Вместо Ганны и Гали я вписал в список Лиду и Колю. Лида уже мучалась от токсикоза, до родов несколько месяцев. Оставить её здесь, в городе, который с дня на день начнут бомбить, означало обречь на смерть её и нерождённого ребёнка с вероятностью, близкой к ста процентам. Колю, её мужа, я указал санитаром, не бойцом. Потому что место бойцов — на передовой, под обстрелами, под танками, в окопах, а не рядом с женой и сыном или дочкой. Я не советовался с ними и ни о чём никого не предупреждал, беря ответственность на себя самого, точно так же, как и всегда. Пусть и вина, пойди что не так, будет на мне одном.

Ещё раз перечитал список. Пять фамилий, пять имён: Лида, Коля, Катя, Маруся и Оксана. Шестым должен был быть я. И рука сама остановилась, так и не начав выводить первую букву «Н» в фамилии доктора Николина. Но условие комбрига было твёрдым: в тыл летит хирург с бригадой, а не бригада без хирурга.

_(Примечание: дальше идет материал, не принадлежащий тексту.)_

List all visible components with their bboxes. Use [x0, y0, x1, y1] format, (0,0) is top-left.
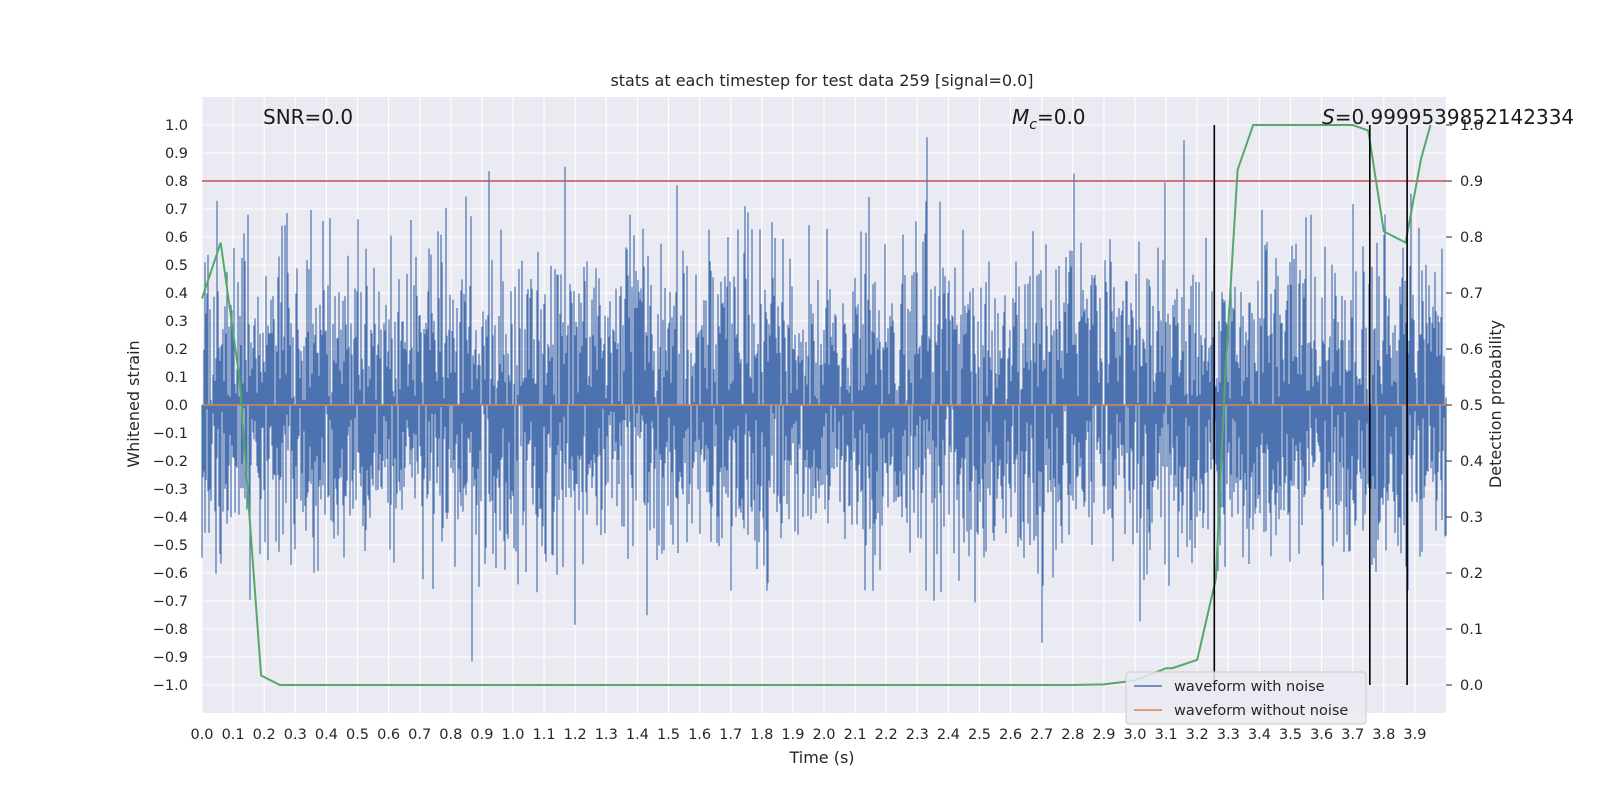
x-tick-label: 0.3 — [284, 727, 307, 743]
x-tick-label: 3.8 — [1372, 727, 1395, 743]
x-tick-label: 1.7 — [719, 727, 742, 743]
y2-tick-label: 1.0 — [1460, 118, 1483, 134]
x-tick-label: 2.4 — [937, 727, 960, 743]
legend-label-noise: waveform with noise — [1174, 679, 1325, 695]
s-symbol: S — [1322, 105, 1335, 129]
y-tick-label: −0.5 — [153, 538, 188, 554]
legend-label-clean: waveform without noise — [1174, 703, 1348, 719]
y2-tick-label: 0.8 — [1460, 230, 1483, 246]
y2-tick-label: 0.0 — [1460, 678, 1483, 694]
x-tick-label: 0.5 — [346, 727, 369, 743]
x-tick-label: 2.6 — [999, 727, 1022, 743]
marker-lines — [1213, 125, 1408, 685]
x-tick-label: 2.7 — [1030, 727, 1053, 743]
x-tick-label: 1.6 — [688, 727, 711, 743]
x-tick-label: 0.0 — [190, 727, 213, 743]
y2-tick-label: 0.1 — [1460, 622, 1483, 638]
y-tick-label: −0.3 — [153, 482, 188, 498]
x-axis-label: Time (s) — [788, 748, 854, 767]
y-tick-label: −1.0 — [153, 678, 188, 694]
y-axis-label: Whitened strain — [124, 340, 143, 467]
y2-axis-label: Detection probability — [1486, 320, 1505, 488]
y-tick-label: −0.9 — [153, 650, 188, 666]
x-tick-label: 0.1 — [222, 727, 245, 743]
x-tick-label: 1.8 — [750, 727, 773, 743]
x-tick-label: 3.1 — [1155, 727, 1178, 743]
x-tick-label: 2.3 — [906, 727, 929, 743]
x-tick-label: 2.1 — [844, 727, 867, 743]
x-tick-label: 0.8 — [439, 727, 462, 743]
y2-tick-label: 0.7 — [1460, 286, 1483, 302]
x-tick-label: 0.4 — [315, 727, 338, 743]
x-tick-label: 3.6 — [1310, 727, 1333, 743]
x-tick-label: 1.0 — [501, 727, 524, 743]
x-tick-label: 2.5 — [968, 727, 991, 743]
legend-box — [1125, 671, 1367, 725]
x-tick-label: 3.0 — [1123, 727, 1146, 743]
chart-title: stats at each timestep for test data 259… — [610, 71, 1033, 90]
snr-annotation: SNR=0.0 — [263, 105, 353, 129]
y-tick-label: 0.2 — [165, 342, 188, 358]
x-tick-label: 1.9 — [781, 727, 804, 743]
series-waveform-with-noise — [201, 137, 1447, 662]
detection-probability-line — [201, 124, 1432, 686]
y-tick-label: −0.8 — [153, 622, 188, 638]
y-tick-label: 0.7 — [165, 202, 188, 218]
legend: waveform with noise waveform without noi… — [1125, 671, 1367, 725]
y-tick-label: −0.2 — [153, 454, 188, 470]
y2-tick-label: 0.6 — [1460, 342, 1483, 358]
mc-subscript: c — [1029, 117, 1037, 133]
x-tick-label: 0.2 — [253, 727, 276, 743]
y2-tick-label: 0.5 — [1460, 398, 1483, 414]
s-value: =0.9999539852142334 — [1335, 105, 1574, 129]
y-tick-label: −0.7 — [153, 594, 188, 610]
y-tick-label: 0.3 — [165, 314, 188, 330]
y2-tick-label: 0.3 — [1460, 510, 1483, 526]
y-tick-label: −0.4 — [153, 510, 188, 526]
x-tick-label: 3.7 — [1341, 727, 1364, 743]
y-tick-label: −0.1 — [153, 426, 188, 442]
x-tick-label: 1.3 — [595, 727, 618, 743]
y-tick-label: 0.6 — [165, 230, 188, 246]
y-tick-label: 0.5 — [165, 258, 188, 274]
x-tick-label: 1.4 — [626, 727, 649, 743]
x-tick-label: 3.3 — [1217, 727, 1240, 743]
y-tick-label: 0.4 — [165, 286, 188, 302]
x-tick-label: 1.5 — [657, 727, 680, 743]
x-tick-label: 3.9 — [1403, 727, 1426, 743]
y2-tick-label: 0.4 — [1460, 454, 1483, 470]
y2-tick-label: 0.9 — [1460, 174, 1483, 190]
y-tick-label: 1.0 — [165, 118, 188, 134]
x-tick-label: 1.2 — [564, 727, 587, 743]
x-tick-label: 2.8 — [1061, 727, 1084, 743]
x-tick-label: 0.6 — [377, 727, 400, 743]
mc-value: =0.0 — [1037, 105, 1086, 129]
x-tick-label: 2.9 — [1092, 727, 1115, 743]
y2-tick-label: 0.2 — [1460, 566, 1483, 582]
y-tick-label: −0.6 — [153, 566, 188, 582]
mc-symbol: M — [1012, 105, 1029, 129]
x-tick-label: 2.2 — [875, 727, 898, 743]
y-tick-label: 0.0 — [165, 398, 188, 414]
y-axis-ticks: 1.0 0.9 0.8 0.7 0.6 0.5 0.4 0.3 0.2 0.1 0.0 −0.1 −0.… — [153, 118, 188, 694]
s-annotation: S=0.9999539852142334 — [1322, 105, 1574, 129]
x-tick-label: 3.5 — [1279, 727, 1302, 743]
x-tick-label: 0.7 — [408, 727, 431, 743]
x-tick-label: 0.9 — [470, 727, 493, 743]
x-tick-label: 1.1 — [533, 727, 556, 743]
y-tick-label: 0.8 — [165, 174, 188, 190]
mc-annotation: Mc=0.0 — [1012, 105, 1086, 133]
y2-axis-ticks: 1.0 0.9 0.8 0.7 0.6 0.5 0.4 0.3 0.2 0.1 0.0 — [1446, 118, 1483, 694]
x-tick-label: 3.2 — [1186, 727, 1209, 743]
y-tick-label: 0.9 — [165, 146, 188, 162]
x-axis-ticks: 0.0 0.1 0.2 0.3 0.4 0.5 0.6 0.7 0.8 0.9 1.0 1.1 1.2 1… — [190, 727, 1426, 743]
x-tick-label: 2.0 — [812, 727, 835, 743]
y-tick-label: 0.1 — [165, 370, 188, 386]
x-tick-label: 3.4 — [1248, 727, 1271, 743]
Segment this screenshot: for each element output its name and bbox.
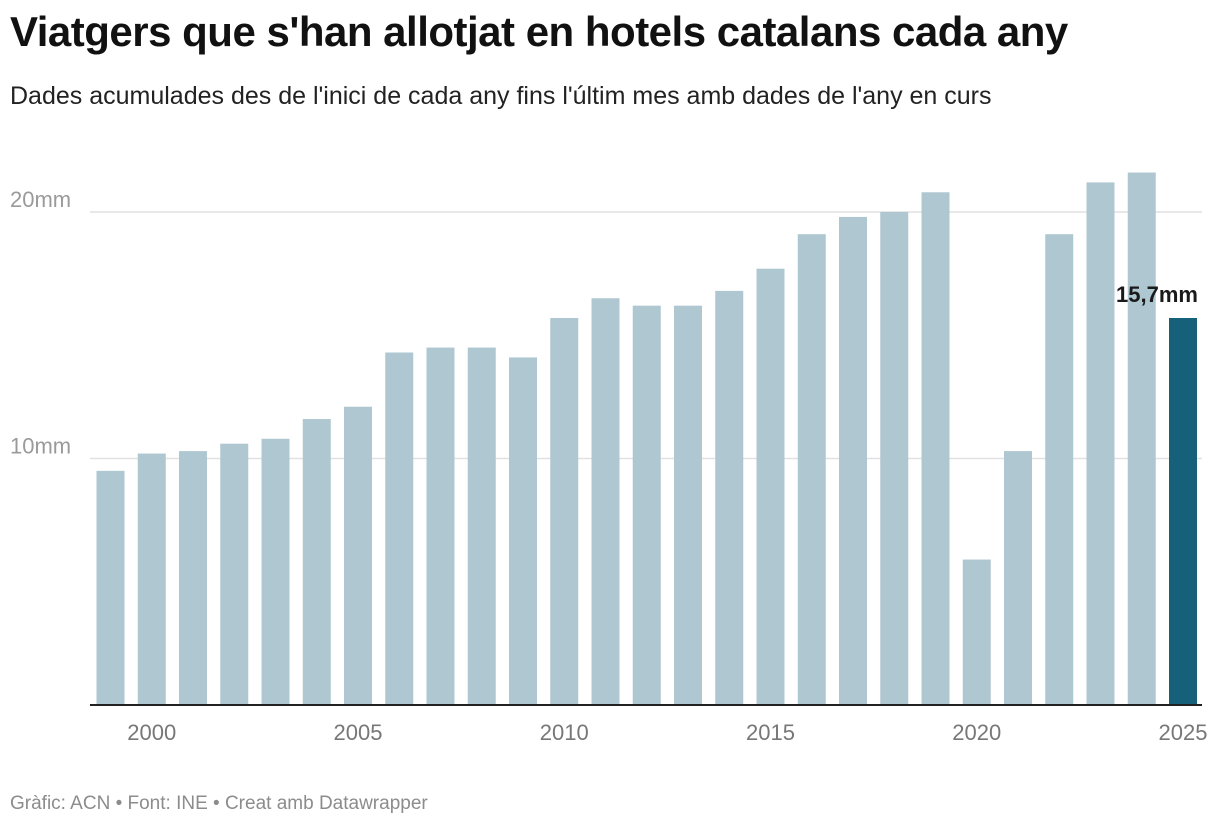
bar-2005 (344, 406, 372, 705)
chart-footer: Gràfic: ACN • Font: INE • Creat amb Data… (10, 793, 428, 814)
bar-2007 (426, 347, 455, 705)
x-tick-label: 2015 (746, 720, 795, 745)
bar-2016 (797, 234, 826, 705)
bar-2011 (591, 298, 620, 705)
bar-2006 (385, 352, 414, 705)
bar-2001 (179, 451, 207, 705)
bar-2013 (674, 305, 702, 705)
x-tick-labels: 2000 2005 2010 2015 2020 2025 (127, 720, 1207, 745)
chart-subtitle: Dades acumulades des de l'inici de cada … (10, 82, 992, 110)
x-tick-label: 2020 (952, 720, 1001, 745)
data-label-highlight: 15,7mm (1116, 282, 1198, 307)
bar-2022 (1045, 234, 1074, 705)
bars (96, 172, 1197, 706)
x-tick-label: 2010 (540, 720, 589, 745)
bar-1999 (96, 470, 125, 705)
bar-2025 (1169, 318, 1197, 705)
bar-2008 (467, 347, 496, 705)
bar-2024 (1127, 172, 1156, 705)
bar-2009 (509, 357, 537, 705)
bar-2017 (839, 216, 867, 705)
y-tick-label: 20mm (10, 187, 71, 212)
bar-2020 (962, 559, 991, 705)
bar-2004 (302, 419, 331, 705)
bar-2010 (550, 318, 579, 705)
x-tick-label: 2025 (1159, 720, 1208, 745)
chart-title: Viatgers que s'han allotjat en hotels ca… (10, 8, 1068, 55)
y-tick-label: 10mm (10, 434, 71, 459)
data-labels: 15,7mm (1116, 282, 1198, 307)
bar-2014 (715, 290, 744, 705)
bar-2000 (137, 453, 166, 705)
bar-2002 (220, 443, 249, 705)
bar-2023 (1086, 182, 1115, 706)
bar-2003 (261, 438, 290, 705)
bar-2015 (756, 268, 785, 705)
bar-2019 (921, 192, 950, 705)
bar-2021 (1004, 451, 1032, 705)
y-tick-labels: 10mm 20mm (10, 187, 71, 459)
x-tick-label: 2005 (334, 720, 383, 745)
bar-2018 (880, 212, 909, 705)
bar-2012 (632, 305, 661, 705)
x-tick-label: 2000 (127, 720, 176, 745)
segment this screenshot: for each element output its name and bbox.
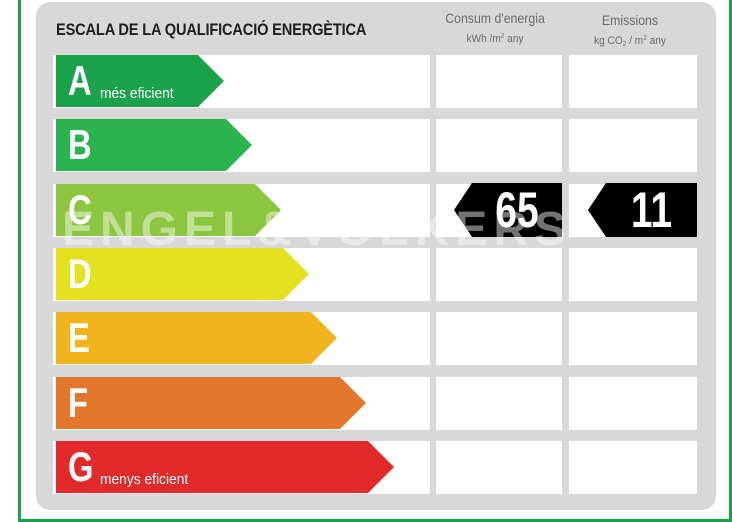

— Ты понимаешь, что всех тебе не спасти? — раздался за моей спиной голос Зинченко.

Я не обернулся. Смотрел на листок в косую линейку, на чёткие буквы, которые выводил химическим карандашом, и молчал.

— Понимаю. Всех — нет. Но этих троих постараюсь. И на шести местах в тыл полетят семеро.

— Троих? — переспросил он, заглядывая в список. — А остальные?

— Я понимаю, что всех мне не спасти, Борис Наумович, — глухо, мерно, с паузами, повторил я его слова. Видно, он что-то такое увидел в моих поднятых на него глазах, что переспрашивать не стал. Молча положив ладонь мне на плечо и сжав его. Словно делясь силами.

— Давай, я подпишу.

Майор взял у меня листок, пробежал глазами по фамилиям, хмыкнул, увидев Колю, записанного санитаром.

— Ловко придумано, — сказал он. — Санитар, значит?

— Значит, побудет санитаром, — кивнул я. — Он — санитаром, она — медсестрой. Глядишь, династия врачебная новая будет. Боткины, Абрикосовы, Вишневские были, чего бы и Чарным не появиться?

— Посмотрим, — задумчиво повторил Зинченко и вдруг, неожиданно для меня, улыбнулся. — Я смотрю, ты не только хирург-самородок, а ещё и стратег. Ладно, пусть будет санитаром. Самолёт завтра вечером. Будь готов. По списку — сам?